言葉遣いは固いが優秀そうな印象は伝わってくる。
「トゥーリ様のメイドを務めているキュールネです。皆さんのお世話をさせて頂く予定です。宜しくお願いしますね。」
こちらは接客に慣れていると言った印象だ。
落ち着いた雰囲気が伝わってくる。
「ああ、宜しくな。」
「随分と丁寧な騎士とメイドね。」
ラブリートが二人を興味深そうに見ている。
「君達は冒険者で護衛だけどこちら側から粗相があって今後の関係性の悪化なんてのは御免だからね。教育が行き届いている貴族の子を選抜しておいたのさ。」
トゥーリにとっては王子の生誕祭も重要な事だが、それに続いて二人との関係も重要である。
道中で二人との間に問題が起きるなんて事は絶対に無くしたい。
なので少しでも可能性を排除する為に相手に配慮出来る人選をしてきた。
貴族や冒険者と言った身分に縛られず、柔軟な対応が出来る者こそ今回の同行者に相応しいとトゥーリは思った。
「我々は確かに貴族ですが、お二方が気にする必要はありません。我々はどちらも男爵家の出であり、家督は継げませんから。」
「なのでどうか気軽に接して下さい。

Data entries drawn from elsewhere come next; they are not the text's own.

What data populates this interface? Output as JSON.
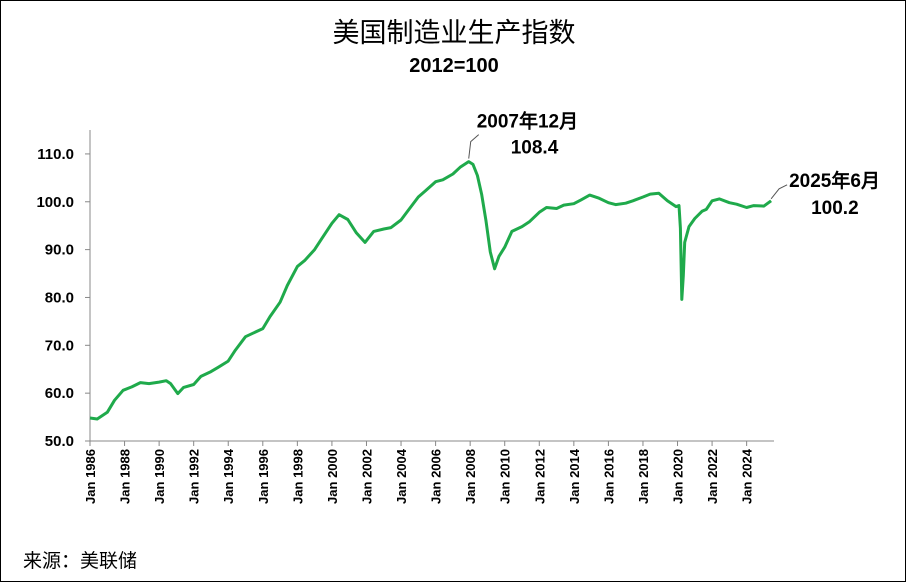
{
  "chart_data": {
    "type": "line",
    "title": "美国制造业生产指数",
    "subtitle": "2012=100",
    "source": "来源：美联储",
    "ylim": [
      50,
      115
    ],
    "yticks": [
      50,
      60,
      70,
      80,
      90,
      100,
      110
    ],
    "ytick_labels": [
      "50.0",
      "60.0",
      "70.0",
      "80.0",
      "90.0",
      "100.0",
      "110.0"
    ],
    "xlim": [
      "1986-01",
      "2025-08"
    ],
    "xticks": [
      "1986-01",
      "1988-01",
      "1990-01",
      "1992-01",
      "1994-01",
      "1996-01",
      "1998-01",
      "2000-01",
      "2002-01",
      "2004-01",
      "2006-01",
      "2008-01",
      "2010-01",
      "2012-01",
      "2014-01",
      "2016-01",
      "2018-01",
      "2020-01",
      "2022-01",
      "2024-01"
    ],
    "xtick_labels": [
      "Jan 1986",
      "Jan 1988",
      "Jan 1990",
      "Jan 1992",
      "Jan 1994",
      "Jan 1996",
      "Jan 1998",
      "Jan 2000",
      "Jan 2002",
      "Jan 2004",
      "Jan 2006",
      "Jan 2008",
      "Jan 2010",
      "Jan 2012",
      "Jan 2014",
      "Jan 2016",
      "Jan 2018",
      "Jan 2020",
      "Jan 2022",
      "Jan 2024"
    ],
    "grid": false,
    "series": [
      {
        "color": "#1faa4b",
        "points": [
          [
            "1986-01",
            54.8
          ],
          [
            "1986-06",
            54.6
          ],
          [
            "1987-01",
            56.0
          ],
          [
            "1987-06",
            58.5
          ],
          [
            "1987-12",
            60.6
          ],
          [
            "1988-06",
            61.3
          ],
          [
            "1988-12",
            62.2
          ],
          [
            "1989-06",
            62.0
          ],
          [
            "1990-01",
            62.3
          ],
          [
            "1990-06",
            62.6
          ],
          [
            "1990-09",
            62.0
          ],
          [
            "1991-02",
            59.9
          ],
          [
            "1991-06",
            61.2
          ],
          [
            "1992-01",
            61.8
          ],
          [
            "1992-06",
            63.5
          ],
          [
            "1993-01",
            64.5
          ],
          [
            "1993-06",
            65.4
          ],
          [
            "1994-01",
            66.7
          ],
          [
            "1994-06",
            69.0
          ],
          [
            "1995-01",
            71.8
          ],
          [
            "1995-06",
            72.5
          ],
          [
            "1996-01",
            73.5
          ],
          [
            "1996-06",
            76.0
          ],
          [
            "1997-01",
            79.0
          ],
          [
            "1997-06",
            82.5
          ],
          [
            "1998-01",
            86.5
          ],
          [
            "1998-06",
            87.7
          ],
          [
            "1999-01",
            90.0
          ],
          [
            "1999-06",
            92.3
          ],
          [
            "2000-01",
            95.5
          ],
          [
            "2000-06",
            97.3
          ],
          [
            "2000-12",
            96.3
          ],
          [
            "2001-06",
            93.5
          ],
          [
            "2001-12",
            91.5
          ],
          [
            "2002-06",
            93.8
          ],
          [
            "2003-01",
            94.3
          ],
          [
            "2003-06",
            94.6
          ],
          [
            "2004-01",
            96.2
          ],
          [
            "2004-06",
            98.2
          ],
          [
            "2005-01",
            101.0
          ],
          [
            "2005-06",
            102.3
          ],
          [
            "2006-01",
            104.2
          ],
          [
            "2006-06",
            104.6
          ],
          [
            "2007-01",
            105.8
          ],
          [
            "2007-06",
            107.2
          ],
          [
            "2007-12",
            108.4
          ],
          [
            "2008-03",
            107.8
          ],
          [
            "2008-06",
            105.5
          ],
          [
            "2008-09",
            101.5
          ],
          [
            "2008-12",
            96.0
          ],
          [
            "2009-03",
            89.5
          ],
          [
            "2009-06",
            86.0
          ],
          [
            "2009-09",
            88.6
          ],
          [
            "2010-01",
            90.5
          ],
          [
            "2010-06",
            93.8
          ],
          [
            "2011-01",
            94.8
          ],
          [
            "2011-06",
            95.8
          ],
          [
            "2012-01",
            97.8
          ],
          [
            "2012-06",
            98.8
          ],
          [
            "2013-01",
            98.6
          ],
          [
            "2013-06",
            99.3
          ],
          [
            "2014-01",
            99.6
          ],
          [
            "2014-06",
            100.4
          ],
          [
            "2014-12",
            101.4
          ],
          [
            "2015-06",
            100.8
          ],
          [
            "2016-01",
            99.8
          ],
          [
            "2016-06",
            99.4
          ],
          [
            "2017-01",
            99.7
          ],
          [
            "2017-06",
            100.2
          ],
          [
            "2018-01",
            101.0
          ],
          [
            "2018-06",
            101.6
          ],
          [
            "2018-12",
            101.8
          ],
          [
            "2019-06",
            100.2
          ],
          [
            "2019-12",
            99.0
          ],
          [
            "2020-02",
            99.2
          ],
          [
            "2020-03",
            94.5
          ],
          [
            "2020-04",
            79.6
          ],
          [
            "2020-05",
            84.5
          ],
          [
            "2020-06",
            91.5
          ],
          [
            "2020-09",
            94.8
          ],
          [
            "2021-01",
            96.5
          ],
          [
            "2021-06",
            98.0
          ],
          [
            "2021-09",
            98.4
          ],
          [
            "2022-01",
            100.2
          ],
          [
            "2022-06",
            100.6
          ],
          [
            "2023-01",
            99.8
          ],
          [
            "2023-06",
            99.5
          ],
          [
            "2024-01",
            98.8
          ],
          [
            "2024-06",
            99.2
          ],
          [
            "2025-01",
            99.1
          ],
          [
            "2025-06",
            100.2
          ]
        ]
      }
    ],
    "annotations": [
      {
        "date": "2007-12",
        "value": 108.4,
        "label_line1": "2007年12月",
        "label_line2": "108.4"
      },
      {
        "date": "2025-06",
        "value": 100.2,
        "label_line1": "2025年6月",
        "label_line2": "100.2"
      }
    ]
  }
}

」
家督を継げない貴族出身の者は家の為に政略結婚する以外にも、上位の貴族の元で騎士や側仕えとなる者も多い。
仕える相手次第では元の暮らしよりも良い環境になる可能性もある。
トゥーリの下なら二人も良い暮らしが出来ているだろう。
「さて、長話ししてたら早起きの意味が無い。早速出発しよう。」
立ち話しを切り上げてトゥーリが合図すると四人が豪華な馬車に乗り込み、シズルが御者台に乗って馬を走らせて出発した。